Fahr’s disease is a rare neurological disorder characterized by the abnormal accumulation of calcium deposits within specific brain regions. These mineral buildups can disrupt normal brain function.
Understanding Fahr’s Disease
Fahr’s disease is defined by calcium and other mineral deposits, predominantly in brain areas such as the basal ganglia, thalamus, and cerebellum. Calcifications can also extend to the hippocampus and cerebral cortex. These deposits often appear as small granules or nodules within the brain tissue.
The disease was first described by German neurologist Karl Theodor Fahr in 1930. While sometimes referred to as Fahr’s syndrome, “Fahr’s disease” is reserved for cases where no other underlying cause for the calcifications is identified. It is classified as a progressive neurodegenerative disorder, meaning its features can worsen over time.
Uncovering the Causes
Fahr’s disease can stem from genetic predispositions (primary forms) or be linked to other medical conditions (secondary forms). Primary Fahr’s disease is inherited, often in an autosomal dominant pattern. Genetic mutations in specific genes, including SLC20A2, PDGFRB, PDGFB, XPR1, MYORG, JAM2, and NAA60, have been identified as causes. SLC20A2 is the most commonly implicated gene, affecting phosphate transport.

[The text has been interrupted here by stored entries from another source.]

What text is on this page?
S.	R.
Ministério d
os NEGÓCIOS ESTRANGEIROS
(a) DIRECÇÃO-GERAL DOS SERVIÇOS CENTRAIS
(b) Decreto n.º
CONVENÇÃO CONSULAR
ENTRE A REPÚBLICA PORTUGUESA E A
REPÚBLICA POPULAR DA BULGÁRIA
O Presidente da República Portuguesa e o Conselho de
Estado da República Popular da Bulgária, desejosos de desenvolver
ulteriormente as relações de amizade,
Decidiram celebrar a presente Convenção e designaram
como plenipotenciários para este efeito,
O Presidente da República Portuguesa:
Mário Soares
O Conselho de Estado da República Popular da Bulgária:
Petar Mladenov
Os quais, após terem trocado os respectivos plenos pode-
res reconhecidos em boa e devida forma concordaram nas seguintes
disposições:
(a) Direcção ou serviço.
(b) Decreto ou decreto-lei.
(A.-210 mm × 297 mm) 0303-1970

Secondary forms of brain calcification arise from various underlying health issues. Parathyroid dysfunction, particularly hypoparathyroidism, is a frequent cause. Other contributing factors include certain mitochondrial disorders, infections, and exposure to toxic substances. In some instances, the cause remains undetermined (idiopathic).
Identifying the Symptoms
The clinical presentation of Fahr’s disease can vary significantly among individuals, reflecting the diverse locations and extent of brain calcifications. Motor symptoms are common, including movement disorders such as dystonia (sustained muscle contractions) and parkinsonism (tremors, rigidity, and slowed movements). Individuals may also experience ataxia (unsteadiness and balance issues) or chorea (involuntary, jerky movements). Difficulties with speech (dysarthria) and gait disturbances are common.
Cognitive impairments include memory loss, executive dysfunction, and a progressive decline in mental abilities, sometimes leading to dementia. Psychiatric manifestations include mood disorders like depression and anxiety, psychosis, and personality changes. Seizures and headaches are other potential symptoms. Onset typically occurs between the 40s and 60s, though it can appear earlier.
Diagnosis and Management Approaches
Diagnosing Fahr’s disease primarily relies on neuroimaging. Computed tomography (CT) scans are effective for visualizing calcium deposits, being more sensitive than magnetic resonance imaging (MRI). MRI can also assess brain tissue impact and rule out other conditions.
Genetic testing is important when a primary, inherited form is suspected, focusing on genes like SLC20A2 and PDGFRB. Blood and urine tests exclude secondary causes by checking for metabolic abnormalities, such as imbalances in calcium and parathyroid hormone levels, or exposure to heavy metals. There is no cure for Fahr’s disease; treatment focuses on managing symptoms and providing supportive care.
Symptomatic treatments may involve medications to address movement disorders, although responses to drugs like levodopa can be variable. Antidepressants or neuroleptic medications help manage psychiatric symptoms, and anticonvulsants are prescribed for seizures. Supportive therapies, including physical therapy, occupational therapy, and speech therapy, help individuals maintain or improve functional abilities and quality of life. These therapies can assist with motor control, daily activities, and communication challenges.